Skills needed for being an exceptional communicator
- Take time to formulate ideas before sharing them with Coachee. This allows both of you to clearly reflect on what has been said and provide the space to create an inquiry that goes to the heart of the matter.
- Be intentional in every observation and comment made. The mail goal of coaching is to invite the Coachee to develop a new awareness. It’s all about setting the Coachee up for success through small steps forward. Effective coaches are intentional about how the respond. They focus on the “whoness” of the Coachee and their responses are tailored to create a path to get there.
- Be comfortable in challenging Coachee’s worldview. Honesty and trust are two qualities required to create effective Direct Communication. When these two are established, then there is room to challenge perspectives and worldviews. An effective coach is not afraid of pointing out contradictions or unreal expectations.

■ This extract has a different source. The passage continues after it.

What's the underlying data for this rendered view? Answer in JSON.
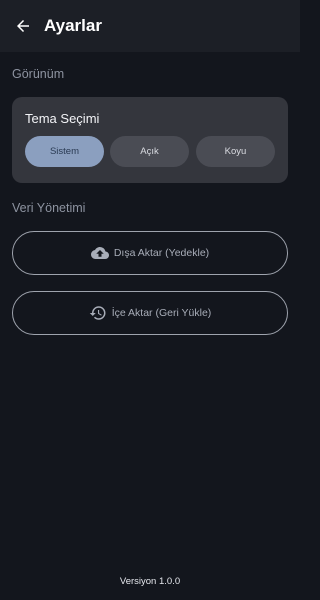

- Summarize and articulate ideas clearly. Coaching is all about allowing the Coachee enough space and time to explore whatever they want to explore. An effective coach will maximize their effectiveness by using less words and, at the same time, communicating that they have heard and understood what the Coachee is saying. A good Direct Communication practice is to use phrases or even words used by the Coachee as they summarize and articulate what they have heard.
- Be comfortable with silence. Silence is one of the most powerful tools in coaching. Silence offers the opportunity to both, coach and Coachee to reflect and formulate a path forward.
- Recall a conversation or a coaching session when you felt you were not as effective in direct communication.
- Write down, word-for-word, as much as you recall of the conversation.
- Set the document aside for a short time – at least an hour.
- Read the conversation and reflect about what you could have done differently.
- Put your reflection on paper.
This post helpfully lifts up the critical skills necessary to be an exceptional communicator. The closing exercise was helpful as well. The practice of setting aside the excerpt of the coaching conversation for a short time was especially clarifying for me. Upon reflection, I was invited to not be too quick in utilizing direct communication. Stay curious and continue to inquire even though you may have an initial "intuition". Invite the client to dig deeper. Direct communication is most likely to be effective when the coach is able to use language and metaphors that the client has already unearthed themselves in executing the direct communication. This post and exercise strengthen my conviction that direct communication is part of being an exceptional coach and warrants continued focus practice.
Lesson 5 and the blog article highlight the value of direct communication, not as prescriptive but as an invitation to the client. This perspective was new for me and helped me view the task of providing direct communication in a clever way. It’s not about prescribing the answer, but building windows and doors to new perspectives for the client to see things differently… sometimes by giving them a gentle nudge in one direction or another, and then checking with the client to see if that is acceptable to them.
Ultimately, having this awareness as a coach empowers me to be more direct, but through the lens of opening a new door for the client, not as trying to provide an answer.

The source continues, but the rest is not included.